Insurers use different classifications for different types of businesses so that companies in less risky fields will pay less premium and vice versa. A little known (outside of the insurance industry) classification for an insured under a general liability policy is the so-called "lessor's risk only," or "LRO." The rate for this classification is far less than the standard rate for similar occupancy, such as office or mercantile.

The LRO rate is usually applicable, however, only if the insured occupies less than a certain portion of the building, such as 75%. Whatever portion of the building that the owner (lessor) occupies is classified at the usual rate for that occupancy. The portion occupied by tenants is rated at the LRO rate. That rate can be as low as 20% of the cost of the regular rate. Not all insurers offer this rate at all times.
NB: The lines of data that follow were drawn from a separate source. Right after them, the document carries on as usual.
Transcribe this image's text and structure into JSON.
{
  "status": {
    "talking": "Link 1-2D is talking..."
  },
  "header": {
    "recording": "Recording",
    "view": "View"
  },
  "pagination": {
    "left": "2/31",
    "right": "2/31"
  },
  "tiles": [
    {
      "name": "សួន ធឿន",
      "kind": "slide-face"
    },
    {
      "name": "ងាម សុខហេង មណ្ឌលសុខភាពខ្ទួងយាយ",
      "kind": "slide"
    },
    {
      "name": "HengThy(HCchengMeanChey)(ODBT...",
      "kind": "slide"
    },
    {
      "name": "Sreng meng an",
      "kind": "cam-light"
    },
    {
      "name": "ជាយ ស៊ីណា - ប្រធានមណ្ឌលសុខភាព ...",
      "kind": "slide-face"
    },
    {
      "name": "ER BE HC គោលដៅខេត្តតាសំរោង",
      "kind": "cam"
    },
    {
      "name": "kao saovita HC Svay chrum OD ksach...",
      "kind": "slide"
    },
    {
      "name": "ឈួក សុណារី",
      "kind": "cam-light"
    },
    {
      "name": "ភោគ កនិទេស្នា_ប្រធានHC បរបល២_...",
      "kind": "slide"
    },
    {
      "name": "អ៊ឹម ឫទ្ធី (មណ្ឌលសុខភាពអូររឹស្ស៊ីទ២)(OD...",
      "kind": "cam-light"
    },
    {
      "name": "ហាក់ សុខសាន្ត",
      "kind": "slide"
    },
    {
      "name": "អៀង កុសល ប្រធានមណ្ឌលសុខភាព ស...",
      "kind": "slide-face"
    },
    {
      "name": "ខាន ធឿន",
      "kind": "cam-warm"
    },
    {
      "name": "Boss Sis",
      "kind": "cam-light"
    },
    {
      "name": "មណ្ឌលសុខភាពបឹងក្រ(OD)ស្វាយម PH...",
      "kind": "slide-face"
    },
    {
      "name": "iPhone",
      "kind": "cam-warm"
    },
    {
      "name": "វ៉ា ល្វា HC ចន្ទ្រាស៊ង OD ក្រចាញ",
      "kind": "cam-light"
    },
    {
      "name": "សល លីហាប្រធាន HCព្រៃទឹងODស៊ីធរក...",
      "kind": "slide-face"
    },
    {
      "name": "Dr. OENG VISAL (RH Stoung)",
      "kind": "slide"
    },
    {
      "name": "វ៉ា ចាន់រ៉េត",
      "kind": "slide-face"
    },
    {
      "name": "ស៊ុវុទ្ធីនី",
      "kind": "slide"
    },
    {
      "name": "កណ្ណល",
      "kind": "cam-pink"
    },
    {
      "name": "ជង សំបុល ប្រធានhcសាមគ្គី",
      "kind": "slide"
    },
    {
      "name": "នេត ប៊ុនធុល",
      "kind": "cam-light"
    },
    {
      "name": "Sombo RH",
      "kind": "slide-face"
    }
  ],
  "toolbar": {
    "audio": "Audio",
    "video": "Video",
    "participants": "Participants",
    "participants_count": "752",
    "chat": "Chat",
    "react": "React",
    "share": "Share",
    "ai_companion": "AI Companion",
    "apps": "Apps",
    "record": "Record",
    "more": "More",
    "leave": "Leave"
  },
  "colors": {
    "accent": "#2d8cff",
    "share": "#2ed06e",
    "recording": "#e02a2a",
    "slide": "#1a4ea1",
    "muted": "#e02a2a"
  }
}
Insurers may be willing to provide such significant rate reductions because they understand that much of the liability risk in the leased portion of the property is picked up by the tenant's insurers. As a standard practice, a lessor should require a hold harmless or indemnity agreement from the tenant, evidence of liability insurance, and inclusion on the tenant's general liability policy as an additional insured. Some insurers may require these things as a condition of granting the lower LRO rate.

There are different ways this rating structure might apply depending on how your business is structured, type of business, number of locations, etc. If the lessor's risk only rate can apply to your business, the savings could be substantial.

One word of caution is in order, however. Some insurers have attempted to limit the scope of coverage of a liability insurance policy by claiming that a classification used to set premium limits coverage to the activities that are described in the classification. In one such case the classification used was LRO. The lawsuit came from former business partners and others. The insurer contended that the claim arose out of activities not related to lessors risk, which was true, but somehow that meant no coverage. The trial court agreed, but was reversed on appeal.